◾ Graphene-Based Polymer Composites for Biomedical Applications

Abstract

GNS, a single-atom-thick layer of sp2 hybridized carbon atoms arranged in a honeycomb lattice, is the basic building block of other carbon allotropes including 0D fullerenes, 1D CNTs, and 3D graphite (Zhou et al., 2012). New GNS-based materials have profound impact in energy technology, sensors, catalysis, and bioscience/biotechnologies due to their unique physicochemical properties namely high surface area (2630 m2/g), excellent electrical conductivity (1738 S/m), strong mechanical strength (about 1100 GPa), unparalleled thermal conductivity (5000 W/m/K), and ease of functionalization (Yang et al., 2013a). ough, GNS was originally developed for nanoelectronics applications, it has received wider attention in constructing biosensors and loading drugs due to its excellent electrochemical and optical properties, as well as the capability to adsorb a variety of aromatic biomolecules through a π-π stacking interaction and/or electrostatic interaction (Kim et al., 2011; Labroo and Cui, 2013; Neelgund et al., 2013; Sattarahmady et al., 2013).

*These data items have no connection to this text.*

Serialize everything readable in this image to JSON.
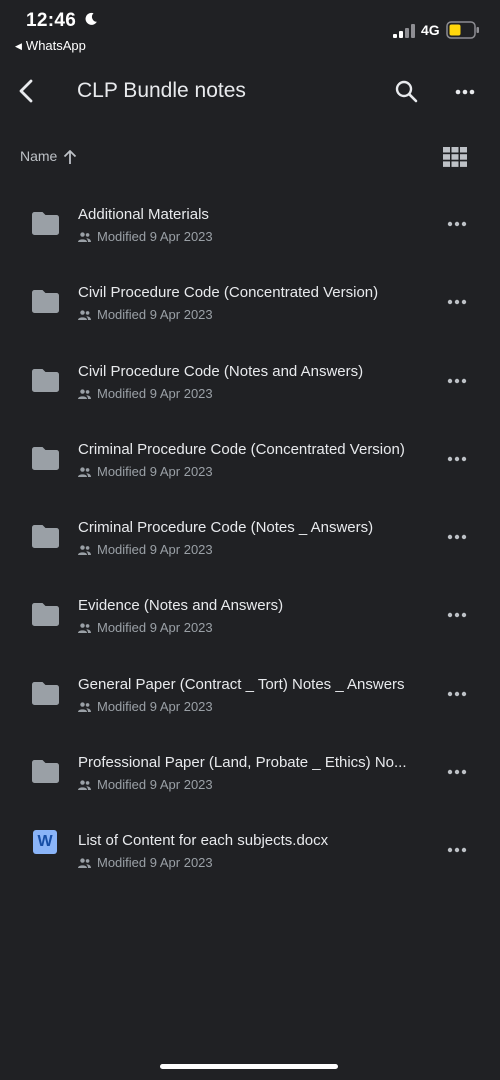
{
  "status_bar": {
    "time": "12:46",
    "back_app": "WhatsApp",
    "network": "4G",
    "battery_color": "#ffd60a"
  },
  "app_bar": {
    "title": "CLP Bundle notes",
    "back_icon": "chevron-left-icon",
    "search_icon": "search-icon",
    "more_icon": "more-horizontal-icon"
  },
  "sort": {
    "label": "Name",
    "direction_icon": "arrow-up-icon",
    "view_icon": "grid-view-icon"
  },
  "files": [
    {
      "name": "Additional Materials",
      "meta": "Modified 9 Apr 2023",
      "type": "folder"
    },
    {
      "name": "Civil Procedure Code (Concentrated Version)",
      "meta": "Modified 9 Apr 2023",
      "type": "folder"
    },
    {
      "name": "Civil Procedure Code (Notes and Answers)",
      "meta": "Modified 9 Apr 2023",
      "type": "folder"
    },
    {
      "name": "Criminal Procedure Code (Concentrated Version)",
      "meta": "Modified 9 Apr 2023",
      "type": "folder"
    },
    {
      "name": "Criminal Procedure Code (Notes _ Answers)",
      "meta": "Modified 9 Apr 2023",
      "type": "folder"
    },
    {
      "name": "Evidence (Notes and Answers)",
      "meta": "Modified 9 Apr 2023",
      "type": "folder"
    },
    {
      "name": "General Paper (Contract _ Tort) Notes _ Answers",
      "meta": "Modified 9 Apr 2023",
      "type": "folder"
    },
    {
      "name": "Professional Paper (Land, Probate _ Ethics) No...",
      "meta": "Modified 9 Apr 2023",
      "type": "folder"
    },
    {
      "name": "List of Content for each subjects.docx",
      "meta": "Modified 9 Apr 2023",
      "type": "docx",
      "icon_letter": "W"
    }
  ],
  "colors": {
    "background": "#202124",
    "folder": "#9aa0a6",
    "docx_icon": "#8ab4f8"
  }
}
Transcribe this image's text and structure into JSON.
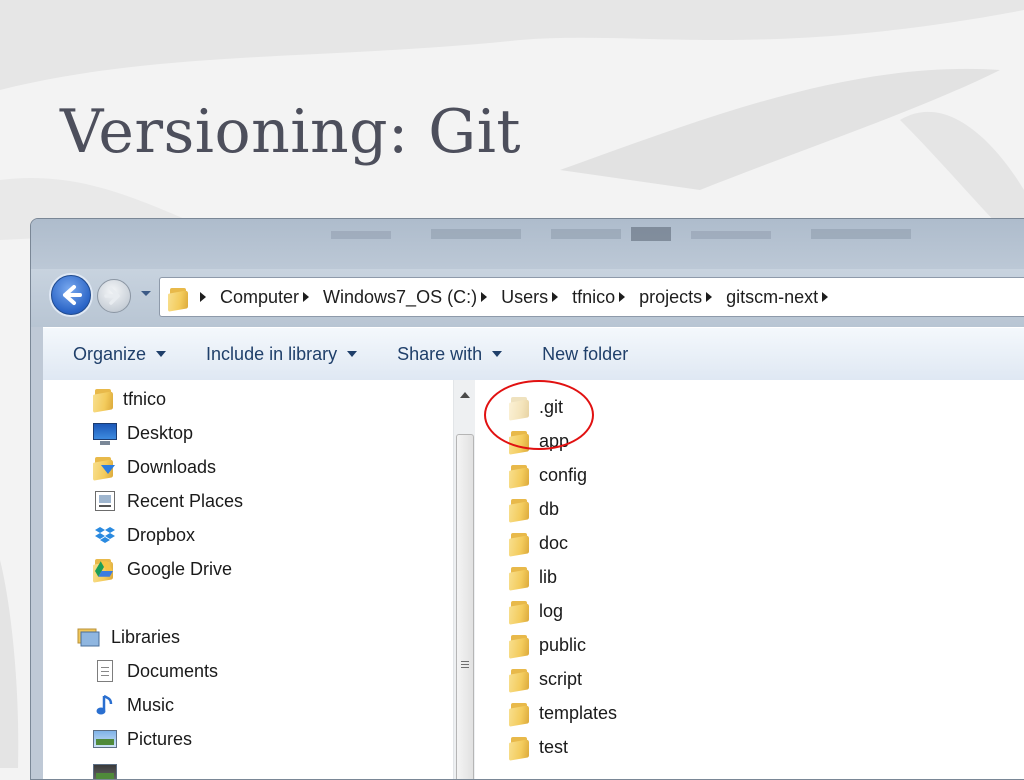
{
  "slide": {
    "title": "Versioning: Git"
  },
  "address": {
    "crumbs": [
      "Computer",
      "Windows7_OS (C:)",
      "Users",
      "tfnico",
      "projects",
      "gitscm-next"
    ]
  },
  "toolbar": {
    "organize": "Organize",
    "include_in_library": "Include in library",
    "share_with": "Share with",
    "new_folder": "New folder"
  },
  "nav_pane": {
    "items": [
      {
        "label": "tfnico",
        "icon": "folder-icon"
      },
      {
        "label": "Desktop",
        "icon": "desktop-icon"
      },
      {
        "label": "Downloads",
        "icon": "downloads-icon"
      },
      {
        "label": "Recent Places",
        "icon": "recent-places-icon"
      },
      {
        "label": "Dropbox",
        "icon": "dropbox-icon"
      },
      {
        "label": "Google Drive",
        "icon": "google-drive-icon"
      }
    ],
    "libraries": {
      "label": "Libraries",
      "icon": "libraries-icon"
    },
    "library_items": [
      {
        "label": "Documents",
        "icon": "documents-icon"
      },
      {
        "label": "Music",
        "icon": "music-icon"
      },
      {
        "label": "Pictures",
        "icon": "pictures-icon"
      }
    ]
  },
  "files": [
    {
      "name": ".git",
      "hidden": true,
      "highlighted": true
    },
    {
      "name": "app"
    },
    {
      "name": "config"
    },
    {
      "name": "db"
    },
    {
      "name": "doc"
    },
    {
      "name": "lib"
    },
    {
      "name": "log"
    },
    {
      "name": "public"
    },
    {
      "name": "script"
    },
    {
      "name": "templates"
    },
    {
      "name": "test"
    }
  ],
  "colors": {
    "highlight_circle": "#e11111",
    "title_text": "#4d4f5c",
    "command_text": "#1f3f6a"
  }
}
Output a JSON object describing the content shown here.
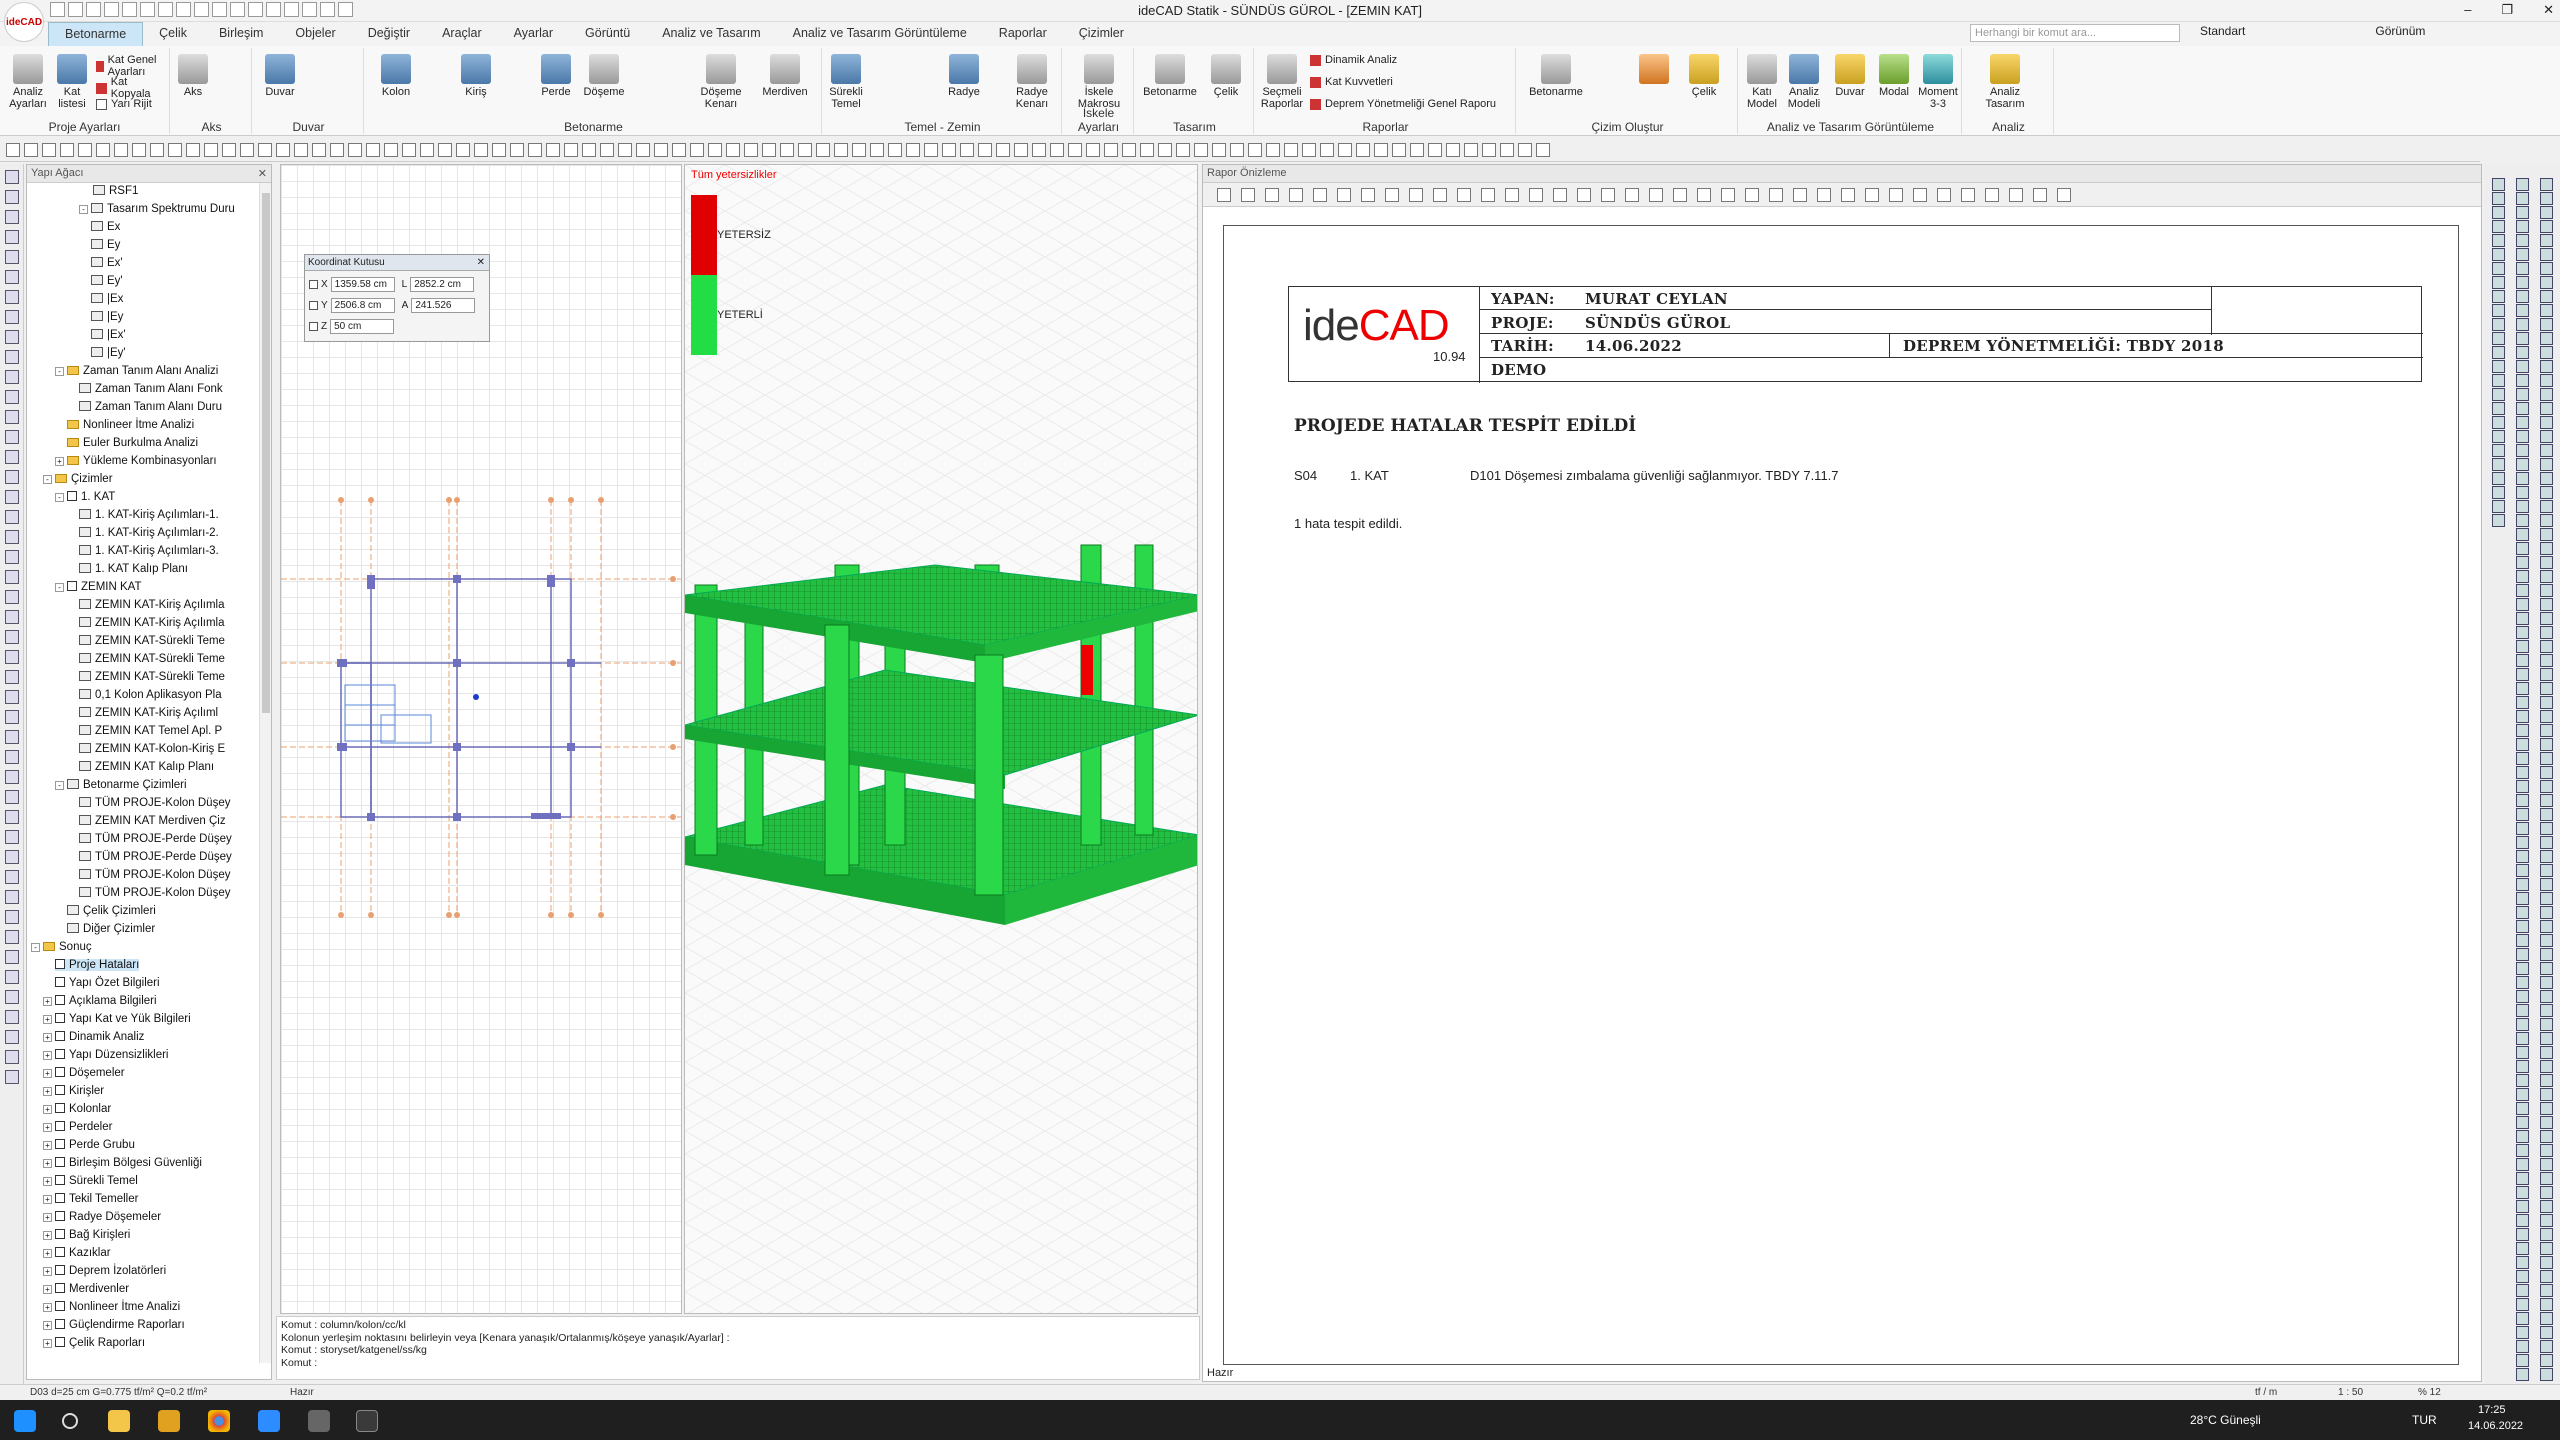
{
  "window": {
    "title": "ideCAD Statik - SÜNDÜS GÜROL - [ZEMIN KAT]",
    "logo": "ideCAD"
  },
  "tabs": [
    "Betonarme",
    "Çelik",
    "Birleşim",
    "Objeler",
    "Değiştir",
    "Araçlar",
    "Ayarlar",
    "Görüntü",
    "Analiz ve Tasarım",
    "Analiz ve Tasarım Görüntüleme",
    "Raporlar",
    "Çizimler"
  ],
  "search": {
    "placeholder": "Herhangi bir komut ara..."
  },
  "right_controls": {
    "style": "Standart",
    "view": "Görünüm"
  },
  "ribbon": {
    "proje": {
      "label": "Proje Ayarları",
      "b1": "Analiz Ayarları",
      "b2": "Kat listesi",
      "s1": "Kat Genel Ayarları",
      "s2": "Kat Kopyala",
      "s3": "Yarı Rijit"
    },
    "aks": {
      "label": "Aks",
      "b1": "Aks"
    },
    "duvar": {
      "label": "Duvar",
      "b1": "Duvar"
    },
    "betonarme": {
      "label": "Betonarme",
      "b1": "Kolon",
      "b2": "Kiriş",
      "b3": "Perde",
      "b4": "Döşeme",
      "b5": "Döşeme Kenarı",
      "b6": "Merdiven"
    },
    "temel": {
      "label": "Temel - Zemin",
      "b1": "Sürekli Temel",
      "b2": "Radye",
      "b3": "Radye Kenarı"
    },
    "iskele": {
      "label": "İskele Ayarları",
      "b1": "İskele Makrosu"
    },
    "tasarim": {
      "label": "Tasarım",
      "b1": "Betonarme",
      "b2": "Çelik"
    },
    "raporlar": {
      "label": "Raporlar",
      "b1": "Seçmeli Raporlar",
      "s1": "Dinamik Analiz",
      "s2": "Kat Kuvvetleri",
      "s3": "Deprem Yönetmeliği Genel Raporu"
    },
    "cizim": {
      "label": "Çizim Oluştur",
      "b1": "Betonarme",
      "b2": "Çelik"
    },
    "goruntuleme": {
      "label": "Analiz ve Tasarım Görüntüleme",
      "b1": "Katı Model",
      "b2": "Analiz Modeli",
      "b3": "Duvar",
      "b4": "Modal",
      "b5": "Moment 3-3"
    },
    "analiz": {
      "label": "Analiz",
      "b1": "Analiz Tasarım"
    }
  },
  "tree": {
    "title": "Yapı Ağacı",
    "items": [
      {
        "t": "RSF1",
        "x": 64,
        "k": "ic"
      },
      {
        "t": "Tasarım Spektrumu Duru",
        "x": 50,
        "k": "ic",
        "p": "-"
      },
      {
        "t": "Ex",
        "x": 62,
        "k": "ic"
      },
      {
        "t": "Ey",
        "x": 62,
        "k": "ic"
      },
      {
        "t": "Ex'",
        "x": 62,
        "k": "ic"
      },
      {
        "t": "Ey'",
        "x": 62,
        "k": "ic"
      },
      {
        "t": "|Ex",
        "x": 62,
        "k": "ic"
      },
      {
        "t": "|Ey",
        "x": 62,
        "k": "ic"
      },
      {
        "t": "|Ex'",
        "x": 62,
        "k": "ic"
      },
      {
        "t": "|Ey'",
        "x": 62,
        "k": "ic"
      },
      {
        "t": "Zaman Tanım Alanı Analizi",
        "x": 26,
        "k": "f",
        "p": "-"
      },
      {
        "t": "Zaman Tanım Alanı Fonk",
        "x": 50,
        "k": "ic"
      },
      {
        "t": "Zaman Tanım Alanı Duru",
        "x": 50,
        "k": "ic"
      },
      {
        "t": "Nonlineer İtme Analizi",
        "x": 38,
        "k": "f"
      },
      {
        "t": "Euler Burkulma Analizi",
        "x": 38,
        "k": "f"
      },
      {
        "t": "Yükleme Kombinasyonları",
        "x": 26,
        "k": "f",
        "p": "+"
      },
      {
        "t": "Çizimler",
        "x": 14,
        "k": "f",
        "p": "-"
      },
      {
        "t": "1. KAT",
        "x": 26,
        "k": "b",
        "p": "-"
      },
      {
        "t": "1. KAT-Kiriş Açılımları-1.",
        "x": 50,
        "k": "ic"
      },
      {
        "t": "1. KAT-Kiriş Açılımları-2.",
        "x": 50,
        "k": "ic"
      },
      {
        "t": "1. KAT-Kiriş Açılımları-3.",
        "x": 50,
        "k": "ic"
      },
      {
        "t": "1. KAT Kalıp Planı",
        "x": 50,
        "k": "ic"
      },
      {
        "t": "ZEMIN KAT",
        "x": 26,
        "k": "b",
        "p": "-"
      },
      {
        "t": "ZEMIN KAT-Kiriş Açılımla",
        "x": 50,
        "k": "ic"
      },
      {
        "t": "ZEMIN KAT-Kiriş Açılımla",
        "x": 50,
        "k": "ic"
      },
      {
        "t": "ZEMIN KAT-Sürekli Teme",
        "x": 50,
        "k": "ic"
      },
      {
        "t": "ZEMIN KAT-Sürekli Teme",
        "x": 50,
        "k": "ic"
      },
      {
        "t": "ZEMIN KAT-Sürekli Teme",
        "x": 50,
        "k": "ic"
      },
      {
        "t": "0,1 Kolon Aplikasyon Pla",
        "x": 50,
        "k": "ic"
      },
      {
        "t": "ZEMIN KAT-Kiriş Açılıml",
        "x": 50,
        "k": "ic"
      },
      {
        "t": "ZEMIN KAT Temel Apl. P",
        "x": 50,
        "k": "ic"
      },
      {
        "t": "ZEMIN KAT-Kolon-Kiriş E",
        "x": 50,
        "k": "ic"
      },
      {
        "t": "ZEMIN KAT Kalıp Planı",
        "x": 50,
        "k": "ic"
      },
      {
        "t": "Betonarme Çizimleri",
        "x": 26,
        "k": "ic",
        "p": "-"
      },
      {
        "t": "TÜM PROJE-Kolon Düşey",
        "x": 50,
        "k": "ic"
      },
      {
        "t": "ZEMIN KAT Merdiven Çiz",
        "x": 50,
        "k": "ic"
      },
      {
        "t": "TÜM PROJE-Perde Düşey",
        "x": 50,
        "k": "ic"
      },
      {
        "t": "TÜM PROJE-Perde Düşey",
        "x": 50,
        "k": "ic"
      },
      {
        "t": "TÜM PROJE-Kolon Düşey",
        "x": 50,
        "k": "ic"
      },
      {
        "t": "TÜM PROJE-Kolon Düşey",
        "x": 50,
        "k": "ic"
      },
      {
        "t": "Çelik Çizimleri",
        "x": 38,
        "k": "ic"
      },
      {
        "t": "Diğer Çizimler",
        "x": 38,
        "k": "ic"
      },
      {
        "t": "Sonuç",
        "x": 2,
        "k": "f",
        "p": "-"
      },
      {
        "t": "Proje Hataları",
        "x": 26,
        "k": "b",
        "sel": true
      },
      {
        "t": "Yapı Özet Bilgileri",
        "x": 26,
        "k": "b"
      },
      {
        "t": "Açıklama Bilgileri",
        "x": 14,
        "k": "b",
        "p": "+"
      },
      {
        "t": "Yapı Kat ve Yük Bilgileri",
        "x": 14,
        "k": "b",
        "p": "+"
      },
      {
        "t": "Dinamik Analiz",
        "x": 14,
        "k": "b",
        "p": "+"
      },
      {
        "t": "Yapı Düzensizlikleri",
        "x": 14,
        "k": "b",
        "p": "+"
      },
      {
        "t": "Döşemeler",
        "x": 14,
        "k": "b",
        "p": "+"
      },
      {
        "t": "Kirişler",
        "x": 14,
        "k": "b",
        "p": "+"
      },
      {
        "t": "Kolonlar",
        "x": 14,
        "k": "b",
        "p": "+"
      },
      {
        "t": "Perdeler",
        "x": 14,
        "k": "b",
        "p": "+"
      },
      {
        "t": "Perde Grubu",
        "x": 14,
        "k": "b",
        "p": "+"
      },
      {
        "t": "Birleşim Bölgesi Güvenliği",
        "x": 14,
        "k": "b",
        "p": "+"
      },
      {
        "t": "Sürekli Temel",
        "x": 14,
        "k": "b",
        "p": "+"
      },
      {
        "t": "Tekil Temeller",
        "x": 14,
        "k": "b",
        "p": "+"
      },
      {
        "t": "Radye Döşemeler",
        "x": 14,
        "k": "b",
        "p": "+"
      },
      {
        "t": "Bağ Kirişleri",
        "x": 14,
        "k": "b",
        "p": "+"
      },
      {
        "t": "Kazıklar",
        "x": 14,
        "k": "b",
        "p": "+"
      },
      {
        "t": "Deprem İzolatörleri",
        "x": 14,
        "k": "b",
        "p": "+"
      },
      {
        "t": "Merdivenler",
        "x": 14,
        "k": "b",
        "p": "+"
      },
      {
        "t": "Nonlineer İtme Analizi",
        "x": 14,
        "k": "b",
        "p": "+"
      },
      {
        "t": "Güçlendirme Raporları",
        "x": 14,
        "k": "b",
        "p": "+"
      },
      {
        "t": "Çelik Raporları",
        "x": 14,
        "k": "b",
        "p": "+"
      }
    ]
  },
  "coord_box": {
    "title": "Koordinat Kutusu",
    "x": "1359.58 cm",
    "y": "2506.8 cm",
    "z": "50 cm",
    "l_label": "L",
    "l": "2852.2 cm",
    "a_label": "A",
    "a": "241.526",
    "xl": "X",
    "yl": "Y",
    "zl": "Z"
  },
  "view3d": {
    "legend_title": "Tüm yetersizlikler",
    "l1": "YETERSİZ",
    "l2": "YETERLİ",
    "c_bad": "#e00000",
    "c_good": "#22dd44"
  },
  "command": {
    "l1": "Komut : column/kolon/cc/kl",
    "l2": "Kolonun yerleşim noktasını belirleyin veya [Kenara yanaşık/Ortalanmış/köşeye yanaşık/Ayarlar] :",
    "l3": "Komut : storyset/katgenel/ss/kg",
    "l4": "Komut :"
  },
  "report": {
    "panel_title": "Rapor Önizleme",
    "brand": "ideCAD",
    "version": "10.94",
    "yapan_label": "YAPAN:",
    "yapan": "MURAT CEYLAN",
    "proje_label": "PROJE:",
    "proje": "SÜNDÜS GÜROL",
    "tarih_label": "TARİH:",
    "tarih": "14.06.2022",
    "yonetmelik": "DEPREM YÖNETMELİĞİ: TBDY 2018",
    "demo": "DEMO",
    "heading": "PROJEDE HATALAR TESPİT EDİLDİ",
    "err_code": "S04",
    "err_floor": "1. KAT",
    "err_text": "D101 Döşemesi zımbalama güvenliği sağlanmıyor. TBDY 7.11.7",
    "summary": "1 hata tespit edildi.",
    "status": "Hazır"
  },
  "statusbar": {
    "left": "D03 d=25 cm G=0.775 tf/m² Q=0.2 tf/m²",
    "ready": "Hazır",
    "unit": "tf / m",
    "scale": "1 : 50",
    "zoom": "% 12"
  },
  "taskbar": {
    "weather": "28°C Güneşli",
    "lang": "TUR",
    "time": "17:25",
    "date": "14.06.2022"
  }
}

Moreover, presence of the abundant oxygen-containing groups in the honeycomb structure of graphene oxide (GO) reacts with targeting ligands facilitating biofunctionalization, biocompatibility, and nontoxicity toward several cell lines, thus making it as suitable candidate for biomedical applications (Chen et al., 2012a), including bioassays (Cai et al., 2011), targeted bio-imaging (Deepachitra et al., 2013), drug delivery (Sun et al., 2008), and tissue engineering (Nayak et al., 2011; Goenka et al., 2014) (Figure 23.1).